I have been dropping dead, passing out at around ten nearly every night. I multi-task all day long and by ten o'clock i am done-in. I am completely off the mark with my weight too, and have been irregular in ways i never am... pleasant! and if that doesn't convince you i am in over my head, then consider the fact that i had my first ever case of ... was it vertigo? i just felt, for the better part of more than three hours, that i had been on some crazy carnival ride.

It is kind of getting to me.

Still, there is good in Chicago for me. I earn more, which is nice right now and we are looking at property and getting used to ourselves in a different zip code.
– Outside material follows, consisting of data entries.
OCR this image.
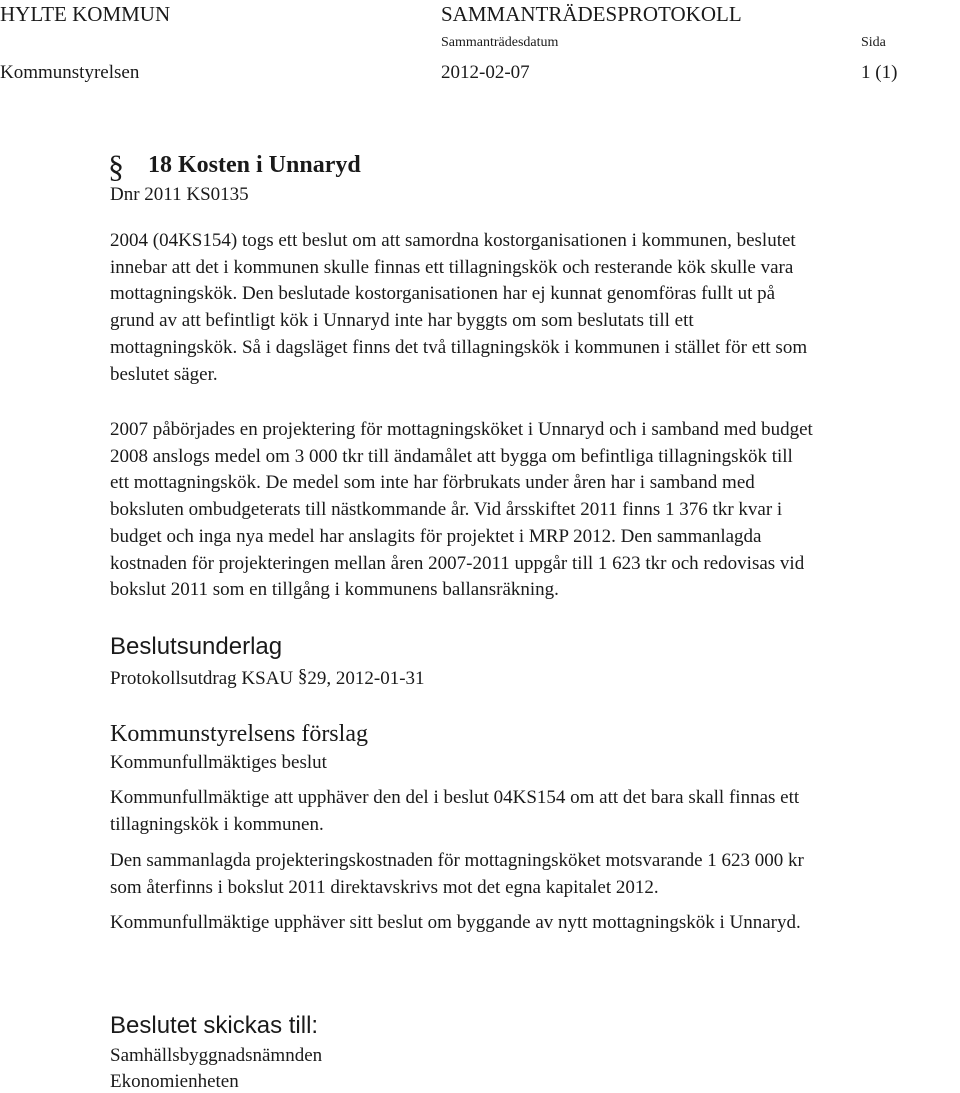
HYLTE KOMMUN	SAMMANTRÄDESPROTOKOLL
Sammanträdesdatum	Sida
Kommunstyrelsen	2012-02-07	1 (1)
§ 18 Kosten i Unnaryd
Dnr 2011 KS0135
2004 (04KS154) togs ett beslut om att samordna kostorganisationen i kommunen, beslutet
innebar att det i kommunen skulle finnas ett tillagningskök och resterande kök skulle vara
mottagningskök. Den beslutade kostorganisationen har ej kunnat genomföras fullt ut på
grund av att befintligt kök i Unnaryd inte har byggts om som beslutats till ett
mottagningskök. Så i dagsläget finns det två tillagningskök i kommunen i stället för ett som
beslutet säger.
2007 påbörjades en projektering för mottagningsköket i Unnaryd och i samband med budget
2008 anslogs medel om 3 000 tkr till ändamålet att bygga om befintliga tillagningskök till
ett mottagningskök. De medel som inte har förbrukats under åren har i samband med
boksluten ombudgeterats till nästkommande år. Vid årsskiftet 2011 finns 1 376 tkr kvar i
budget och inga nya medel har anslagits för projektet i MRP 2012. Den sammanlagda
kostnaden för projekteringen mellan åren 2007-2011 uppgår till 1 623 tkr och redovisas vid
bokslut 2011 som en tillgång i kommunens ballansräkning.
Beslutsunderlag
Protokollsutdrag KSAU §29, 2012-01-31
Kommunstyrelsens förslag
Kommunfullmäktiges beslut
Kommunfullmäktige att upphäver den del i beslut 04KS154 om att det bara skall finnas ett
tillagningskök i kommunen.
Den sammanlagda projekteringskostnaden för mottagningsköket motsvarande 1 623 000 kr
som återfinns i bokslut 2011 direktavskrivs mot det egna kapitalet 2012.
Kommunfullmäktige upphäver sitt beslut om byggande av nytt mottagningskök i Unnaryd.
Beslutet skickas till:
Samhällsbyggnadsnämnden
Ekonomienheten
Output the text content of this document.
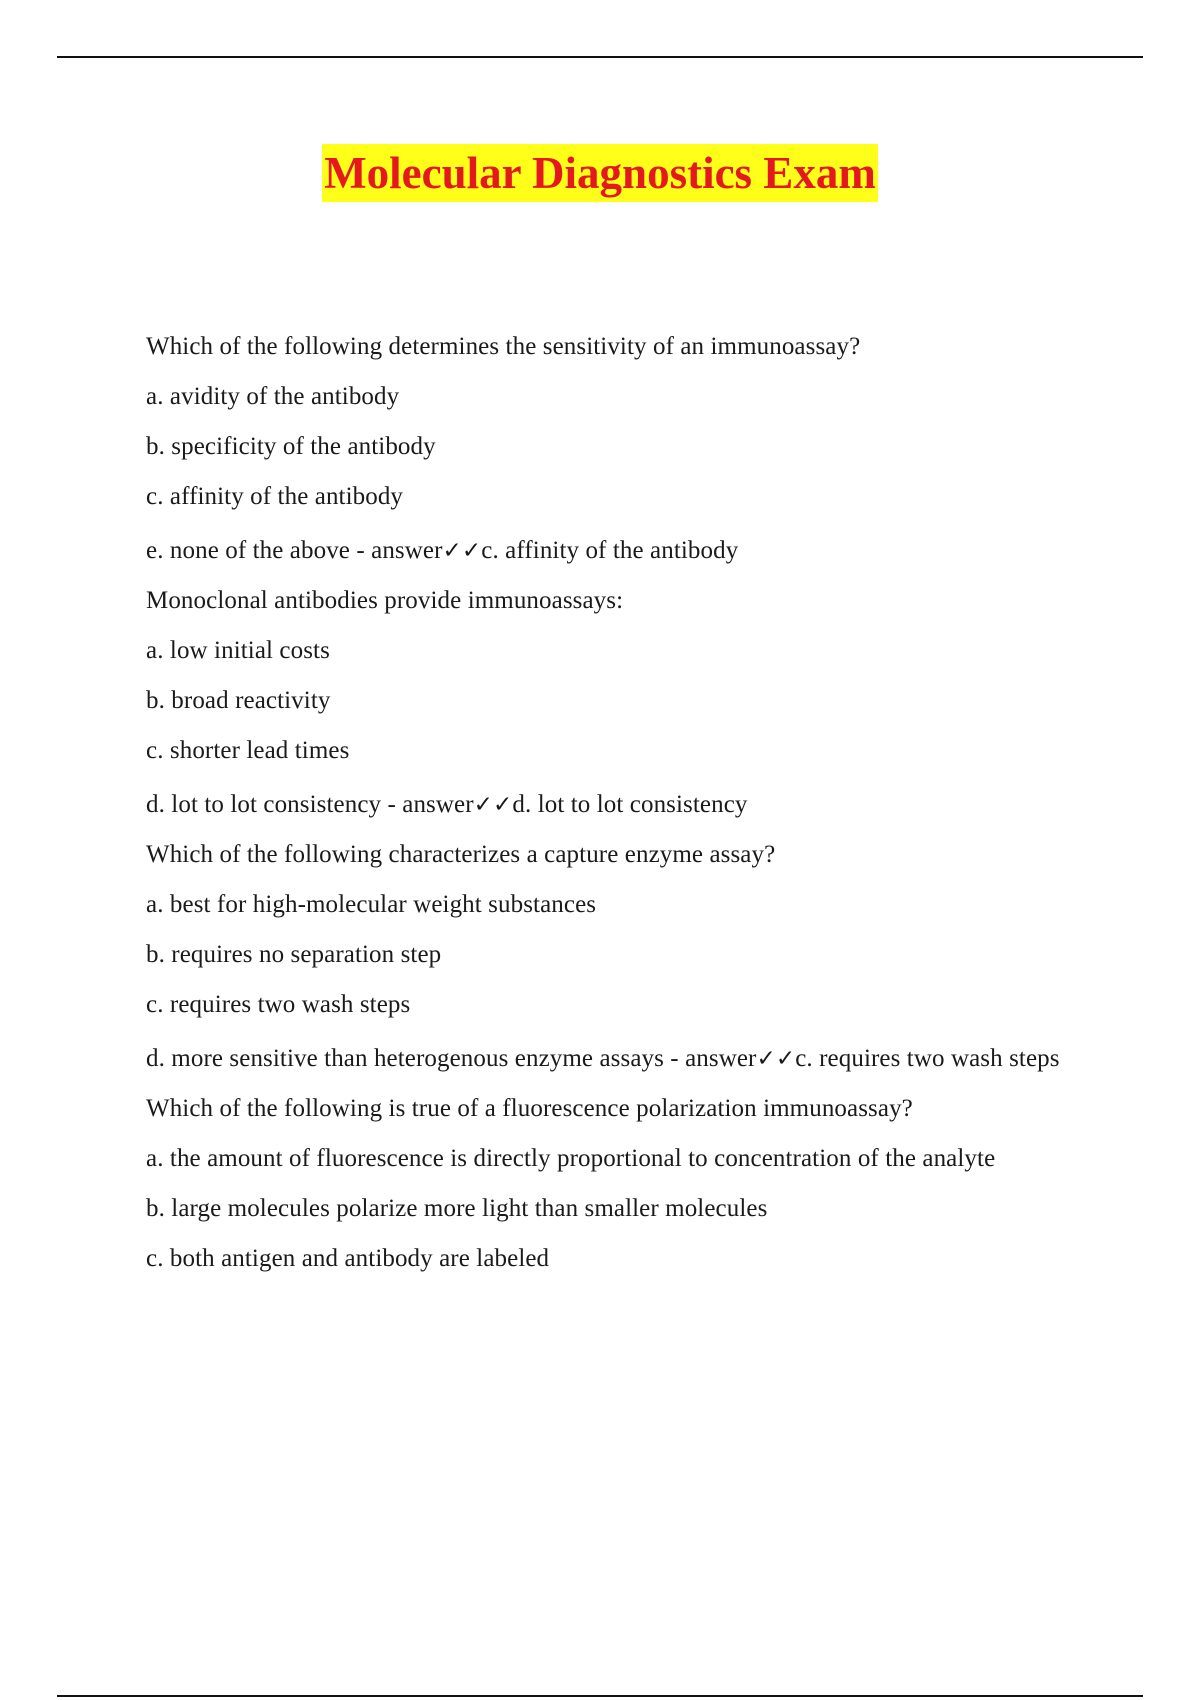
Molecular Diagnostics Exam
Which of the following determines the sensitivity of an immunoassay?
a. avidity of the antibody
b. specificity of the antibody
c. affinity of the antibody
e. none of the above - answer✓✓c. affinity of the antibody
Monoclonal antibodies provide immunoassays:
a. low initial costs
b. broad reactivity
c. shorter lead times
d. lot to lot consistency - answer✓✓d. lot to lot consistency
Which of the following characterizes a capture enzyme assay?
a. best for high-molecular weight substances
b. requires no separation step
c. requires two wash steps
d. more sensitive than heterogenous enzyme assays - answer✓✓c. requires two wash steps
Which of the following is true of a fluorescence polarization immunoassay?
a. the amount of fluorescence is directly proportional to concentration of the analyte
b. large molecules polarize more light than smaller molecules
c. both antigen and antibody are labeled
Judah seems to be doing really well, seems to like his pre-school, seems to laugh harder and more often now. Either that or i notice it more fully now and either way, or both- i feel sturdier because of it. I take heart in Judah's belly laughter.

We are with friends (different ones than intially) who are taking such an amazing attitude about our presence and really welcoming Judah into their fold. (Liz's link is Online Therapy-she has some too cute posts about our too cute kids being too cute together). Their open door has been the difference-making factor in our being able to take root here at all. We're going to try to stay by them wherever we move.


Chris has an important meeting tomorrow at two so if you pray, please do so for him.

I am gearing up for fall in terms of FASHION!! i am really looking forward to shopping Simply Vera at Kohl's this fall. In other news, i've got an awkwardish haircut and ten extra pounds dampening my excitement. ah, ambivalence.

Sunday, August 5, 2007

Mavis Beacon

it is late and i am tired and i cannot see the keys on the board and i am a horrible typist. It seems to be one of those things that everyone else gets and i do not, like i was absent that day and i missed the crucial typing lesson. I am finding out, at this moment, that i am better than i thought and still very bad indeed.

We are staying with friends in a very small space in a suburb of Chicago. I feel i am a burden, a leech and that is a horrid unpleasant feeling.

The further i get into my life here, the more unfamiliar the territory of emotions gets for me. I am sometimes happy, sometimes unreasonably tired, sometimes energetic and other times i get caught in a off-color mood. Change is hard i think, and we have had nothing of stability for what feels like forever now. I try not to expect my feelings to be all sameness and reliability, but that would be so nice right now.

i am behind on everybody else's life, i miss you girls.